To paraphrase Epictetus, I am grateful for life as it is, not as I’d like it to be.
“Don’t seek for everything to happen as you wish it would, but rather wish that everything happens as it actually will—then your life will flow well.”
This includes not just the good times, but the bad times too. It’s easy to be ‘nice,’ or to live for virtue when times are good and life is pleasant or when there’s precious little to care about.
A carefree life may sound idyllic, but it will offer you nothing in terms of spiritual growth, it’s only when you are tested by the vagaries of fate or the capricious nature of the world in general that your true character gets a chance to shine through. The roughest diamonds must be cut and polished before they can be beautiful gemstones, and so it is with the soul.
“I judge you unfortunate because you have never lived through misfortune. You have passed through life without an opponent—no one can ever know what you are capable of, not even you.”
This is why it’s absolutely essential that you act on your learnings, and put your philosophy into practice, like the noble Emperor Marcus Aurelius, or the irrepressible Musonius Rufus.
“Just that you do the right thing. The rest doesn’t matter. Cold or warm. Tired or well-rested. Despised or honoured.
“You will earn the respect of all if you begin by earning the respect of yourself. Don’t expect to encourage good deeds in people conscious of your own misdeeds.”
The act of embodying your philosophy is the equivalent of cutting and polishing your own inner diamond. It makes you not only a beautiful person but a valuable one too because you above all others will have the skills, learning and aptitude to be a source of good things for your fellow man and a real benefit to your friends, family and community.

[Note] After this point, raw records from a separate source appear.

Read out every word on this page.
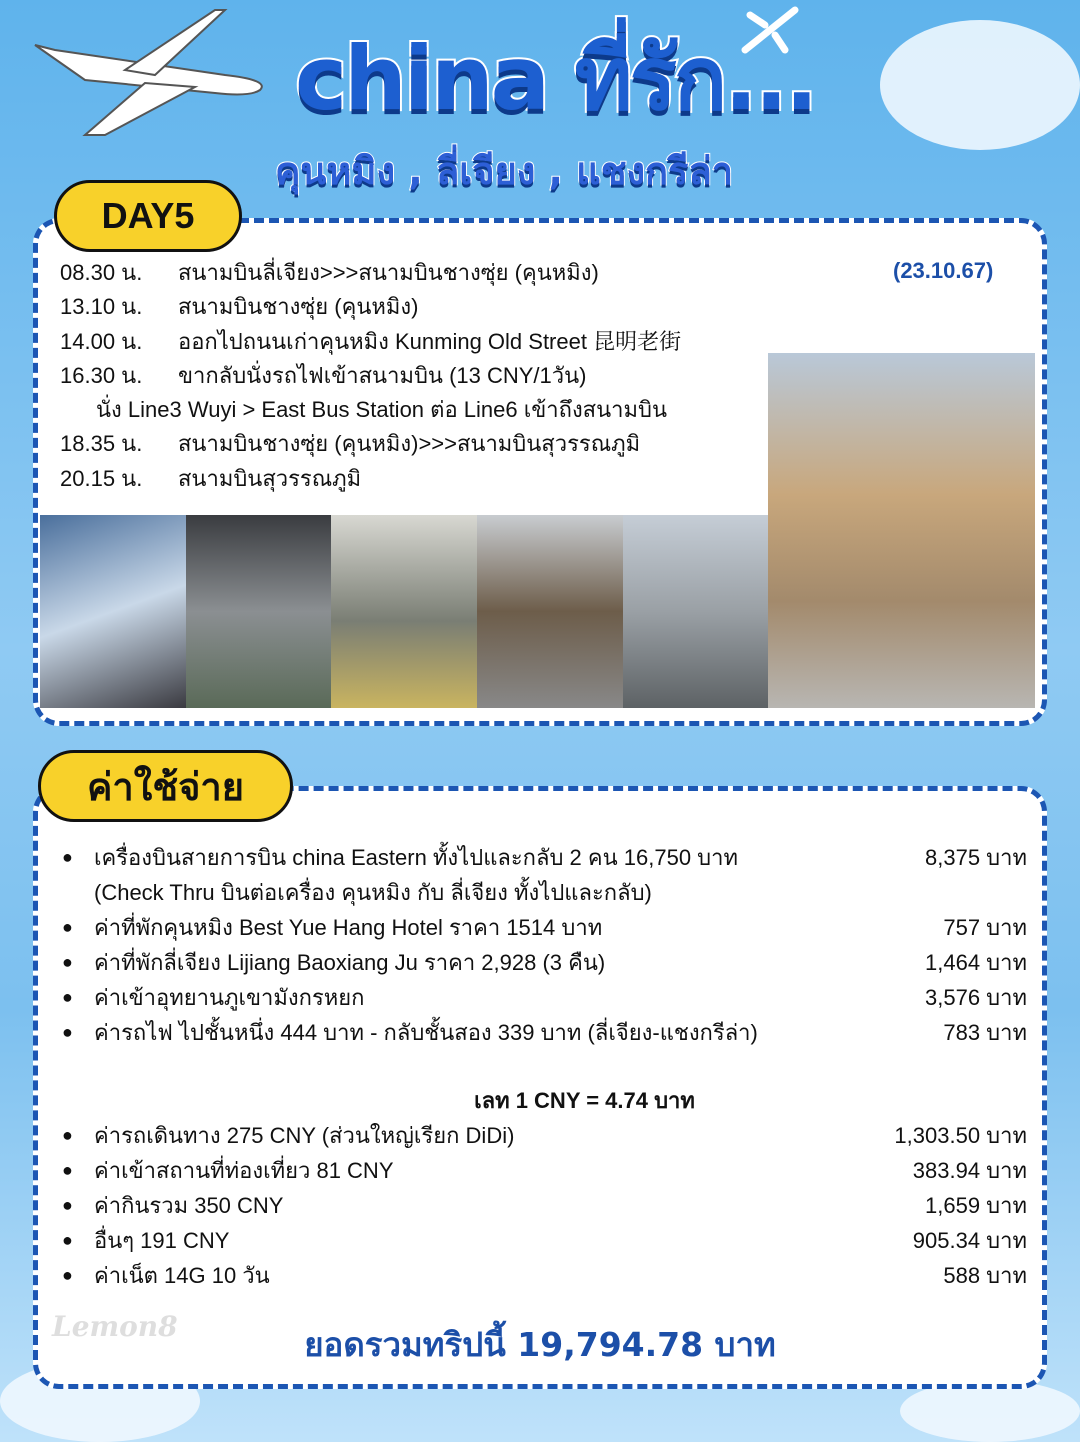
china ที่รัก...
คุนหมิง , ลี่เจียง , แชงกรีล่า
DAY5
(23.10.67)
08.30 น. สนามบินลี่เจียง>>>สนามบินชางซุ่ย (คุนหมิง)
13.10 น. สนามบินชางซุ่ย (คุนหมิง)
14.00 น. ออกไปถนนเก่าคุนหมิง Kunming Old Street 昆明老街
16.30 น. ขากลับนั่งรถไฟเข้าสนามบิน (13 CNY/1วัน)
นั่ง Line3 Wuyi > East Bus Station ต่อ Line6 เข้าถึงสนามบิน
18.35 น. สนามบินชางซุ่ย (คุนหมิง)>>>สนามบินสุวรรณภูมิ
20.15 น. สนามบินสุวรรณภูมิ
ค่าใช้จ่าย
● เครื่องบินสายการบิน china Eastern ทั้งไปและกลับ 2 คน 16,750 บาท	8,375 บาท
(Check Thru บินต่อเครื่อง คุนหมิง กับ ลี่เจียง ทั้งไปและกลับ)
● ค่าที่พักคุนหมิง Best Yue Hang Hotel ราคา 1514 บาท	757 บาท
● ค่าที่พักลี่เจียง Lijiang Baoxiang Ju ราคา 2,928 (3 คืน)	1,464 บาท
● ค่าเข้าอุทยานภูเขามังกรหยก	3,576 บาท
● ค่ารถไฟ ไปชั้นหนึ่ง 444 บาท - กลับชั้นสอง 339 บาท (ลี่เจียง-แชงกรีล่า)	783 บาท
เลท 1 CNY = 4.74 บาท
● ค่ารถเดินทาง 275 CNY (ส่วนใหญ่เรียก DiDi)	1,303.50 บาท
● ค่าเข้าสถานที่ท่องเที่ยว 81 CNY	383.94 บาท
● ค่ากินรวม 350 CNY	1,659 บาท
● อื่นๆ 191 CNY	905.34 บาท
● ค่าเน็ต 14G 10 วัน	588 บาท
ยอดรวมทริปนี้ 19,794.78 บาท
Lemon8
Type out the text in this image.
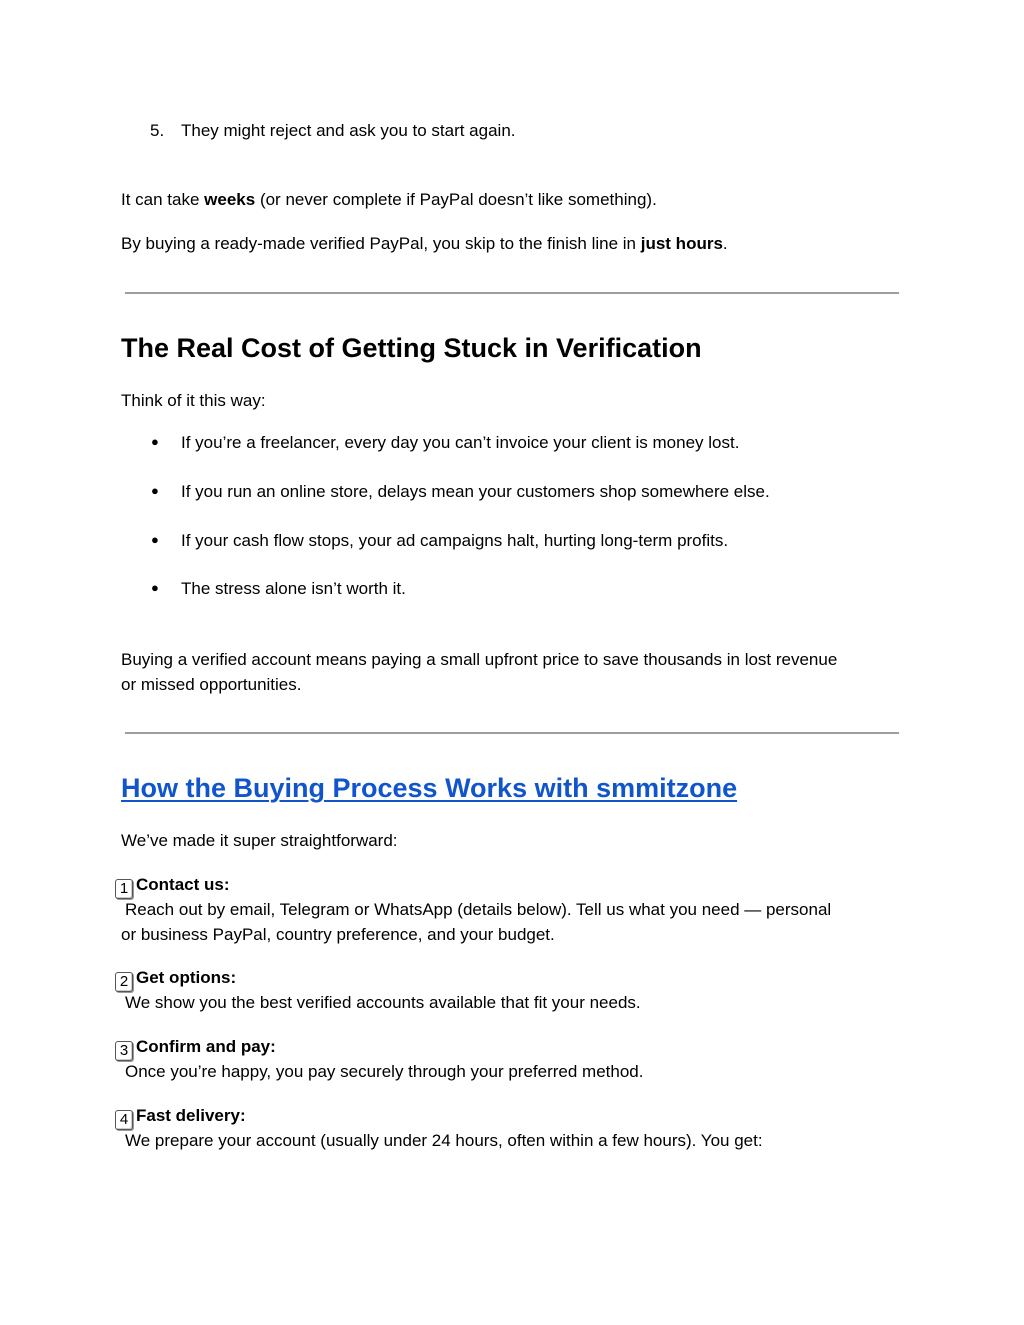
5. They might reject and ask you to start again.
It can take weeks (or never complete if PayPal doesn’t like something).
By buying a ready-made verified PayPal, you skip to the finish line in just hours.
The Real Cost of Getting Stuck in Verification
Think of it this way:
● If you’re a freelancer, every day you can’t invoice your client is money lost.
● If you run an online store, delays mean your customers shop somewhere else.
● If your cash flow stops, your ad campaigns halt, hurting long-term profits.
● The stress alone isn’t worth it.
Buying a verified account means paying a small upfront price to save thousands in lost revenue
or missed opportunities.
How the Buying Process Works with smmitzone
We’ve made it super straightforward:
1 Contact us:
Reach out by email, Telegram or WhatsApp (details below). Tell us what you need — personal
or business PayPal, country preference, and your budget.
2 Get options:
We show you the best verified accounts available that fit your needs.
3 Confirm and pay:
Once you’re happy, you pay securely through your preferred method.
4 Fast delivery:
We prepare your account (usually under 24 hours, often within a few hours). You get:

Whether you believe the soul to be merely an old term for the ‘psyche,’ and as such, merely the projections of that lump of grey/white matter that sits at the center of your head or as something else that goes on to survive the death of the body as an intangible entity is unimportant. To live for virtue and to embody virtue in all of your deeds is its own reward. The virtuous man does not live in fear of a terrible afterlife in order to compel his behaviour, but pays no regard to the afterlife, because he knows that his behaviour is good.
“Live a good life. If there are gods and they are just, then they will not care how devout you have been, but will welcome you based on the virtues you have lived by. If there are gods, but unjust, then you should not want to worship them. If there are no gods, then you will be gone, but will have lived a noble life that will live on in the memories of your loved ones.”
“He who fears death will never do anything worth of a man who is alive.”
It seems fitting that we turn to Socrates for our final words, (although not strictly a stoic).
“Virtue does not come from wealth, but wealth, and every other good thing which men have comes from virtue.”